I'm Worried My Teen Might Fail School, How Can I Be Proactive?
Not every teenager would do well in school, there are those who get overwhelmed by the difficulties of high school that they feel hopeless about keeping up with schoolwork and their peers. The transitional years, which is moving up from elementary to middle school and middle school to high school, are the most crucial years when children and teens experience the struggles of being in school.
A lot of people are well aware of how increasingly difficult for high school dropouts to be able to have a well-paying job (even a decent one at that) and be guaranteed of a good future. That’s why it’s natural for parents to be concerned whenever their teens might fail in school as their teens can possibly be faced with greater hardships in times of economic instability.
In fact, the EPERC or the Editorial Projects in Education Research Center and Education Week have released a national report that approximately 7,200 students per day in America’s public schools alone have failed to finish high school with a diploma. The decline in the graduation rate is actually very troubling considering that a solid high school education is actually a preparation for a student to enter college and the adult life. This can also be the foundation for a student’s individual success with regards to their social and economic stability.
Common Indicators of Teens Who Are At Risk of Failing School
There are teens who are able to overcome school problems with just minimal assistance from their teachers and parents. It is sometimes enough for a parent to hear out their teen’s struggles and suggesting them with strategies to cope, supporting them with school work in school and encouraging them more to participate. Although not every teen has that positive outlook especially if they have performed poorly in school and have shown behavior problems for most of their student life.
With the following at risk indicators, parents and teachers can be aware of the persistent problems and provide effective intervention.
- Has attention problems since early childhood with a school history of disruptive or attention issues.
- Is always absent five or more days even without health problems.
- Has been retained in their grade level for a year or more.
- Has consistently received poor grades which are below average or barely average.
- Is often disciplined in school for behavior problems or is showing a sudden change in behavior by withdrawing from the discussions in class.
- Has not been involved in school related activities such as music, sports or other extra curricular activities. This student often lacks connection with their school.
- Lacks the needed self-confidence and often believes that they do not have the ability to succeed and that it’s impossible for them to change the situation.
- The student has minimal goals for the future where they seem to be uninterested about their career options as well as ways to achieve these goals.
How Can You Help Your Teens?
Ideally, parents should show support and compassion to their teens. It is still essential for parents to not just establish reasonable expectations and limitations for their teens but also to make sure they support and believe in their capabilities to succeed. Here are a few tips on how to be proactive when it comes to parenting a teen who might fail school:
- Make an effort to understand and reach out to your teen. Find time to listen to your teen’s problems and fears towards school.
- Encourage your teen to actively participate in school activities.
- Meet with your teen’s teacher and school counselor regularly to know what your teen’s issues are and come up with a support plan to provide the student with a learning environment to help them focus.
- Arrange for a tutor or set up a study group to help your teen cope up with whatever subject they are struggling with.
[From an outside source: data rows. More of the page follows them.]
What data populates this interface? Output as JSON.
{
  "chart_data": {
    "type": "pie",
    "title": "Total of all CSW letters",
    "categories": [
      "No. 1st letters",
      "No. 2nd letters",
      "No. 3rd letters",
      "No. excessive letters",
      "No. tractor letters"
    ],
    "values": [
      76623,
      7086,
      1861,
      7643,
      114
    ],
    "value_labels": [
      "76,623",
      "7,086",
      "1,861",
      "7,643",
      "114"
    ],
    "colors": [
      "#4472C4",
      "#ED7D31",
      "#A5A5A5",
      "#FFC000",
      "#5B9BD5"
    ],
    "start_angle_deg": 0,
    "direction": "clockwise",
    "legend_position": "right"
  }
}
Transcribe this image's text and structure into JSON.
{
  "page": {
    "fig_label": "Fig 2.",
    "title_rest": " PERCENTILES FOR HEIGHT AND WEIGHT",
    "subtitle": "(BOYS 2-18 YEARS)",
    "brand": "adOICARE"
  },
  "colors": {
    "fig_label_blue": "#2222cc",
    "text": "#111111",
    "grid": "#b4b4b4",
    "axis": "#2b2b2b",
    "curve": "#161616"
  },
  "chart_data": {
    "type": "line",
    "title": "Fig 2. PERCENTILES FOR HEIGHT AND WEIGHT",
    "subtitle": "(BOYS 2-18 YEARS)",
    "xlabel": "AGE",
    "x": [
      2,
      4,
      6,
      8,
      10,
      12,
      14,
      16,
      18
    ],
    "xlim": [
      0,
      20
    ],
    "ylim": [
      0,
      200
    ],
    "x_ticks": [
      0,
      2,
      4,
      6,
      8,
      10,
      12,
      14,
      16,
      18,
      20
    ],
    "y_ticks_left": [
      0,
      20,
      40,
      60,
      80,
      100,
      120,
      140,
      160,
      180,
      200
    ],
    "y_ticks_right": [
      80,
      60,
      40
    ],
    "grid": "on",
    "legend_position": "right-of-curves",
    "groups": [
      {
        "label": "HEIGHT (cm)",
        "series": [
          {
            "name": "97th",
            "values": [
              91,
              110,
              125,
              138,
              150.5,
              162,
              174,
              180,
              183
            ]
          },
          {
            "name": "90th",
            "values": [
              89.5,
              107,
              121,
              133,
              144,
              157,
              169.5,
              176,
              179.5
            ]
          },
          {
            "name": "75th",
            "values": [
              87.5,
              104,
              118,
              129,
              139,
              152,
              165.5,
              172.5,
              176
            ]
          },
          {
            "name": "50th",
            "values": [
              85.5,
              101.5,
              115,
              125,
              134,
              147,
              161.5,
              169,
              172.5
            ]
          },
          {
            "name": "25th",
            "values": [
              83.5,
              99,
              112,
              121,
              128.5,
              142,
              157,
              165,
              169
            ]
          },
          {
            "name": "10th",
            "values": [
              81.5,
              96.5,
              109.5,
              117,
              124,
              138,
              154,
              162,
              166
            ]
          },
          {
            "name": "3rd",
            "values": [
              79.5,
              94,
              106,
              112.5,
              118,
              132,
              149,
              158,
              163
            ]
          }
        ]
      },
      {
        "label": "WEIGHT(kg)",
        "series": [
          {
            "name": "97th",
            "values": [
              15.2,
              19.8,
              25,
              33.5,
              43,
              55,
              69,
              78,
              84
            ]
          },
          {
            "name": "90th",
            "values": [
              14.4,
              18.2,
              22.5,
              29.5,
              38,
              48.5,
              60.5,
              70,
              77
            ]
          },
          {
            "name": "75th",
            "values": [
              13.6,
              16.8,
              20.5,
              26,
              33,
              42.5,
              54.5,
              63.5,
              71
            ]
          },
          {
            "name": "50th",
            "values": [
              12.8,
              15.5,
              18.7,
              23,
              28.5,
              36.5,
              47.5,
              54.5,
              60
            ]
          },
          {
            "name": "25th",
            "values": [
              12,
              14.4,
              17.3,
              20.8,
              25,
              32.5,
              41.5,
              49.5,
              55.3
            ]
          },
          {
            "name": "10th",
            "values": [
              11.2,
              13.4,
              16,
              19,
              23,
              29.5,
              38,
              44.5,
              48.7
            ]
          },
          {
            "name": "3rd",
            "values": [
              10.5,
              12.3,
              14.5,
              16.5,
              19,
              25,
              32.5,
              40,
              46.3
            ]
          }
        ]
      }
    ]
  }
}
- Establish a home environment conducive to learning where education is clearly valued. Set up a regular study time for them without any distractions and place the computer where your teen can be easily monitored.
- Guide and encourage your teen to think about possible options for their future career. You may want to search more information regarding courses or careers your teen might be interested in.
- You can arrange for a visit to any local colleges or company for your teen to observe and find interest in. You can also suggest to them about trying to consider an internship or even a part time job relating to their interests as well. But do not permit them to have a regular job that may cut into their study time and extra activities in school.
- Always emphasize the importance of a good study habit, perseverance, and hard work in order to attain a positive result in the end.
It is good to support, guide and encourage your teen with any problems regarding school and other issues. But always remember that you can’t always fix any problem for them. Your teens also need to learn on their own in order to figure out how to solve their own problems. Just always assure them of your love, support, and constant guidance. In time, your teen will be able to get back on their feet, ready to face the challenges of school and student life.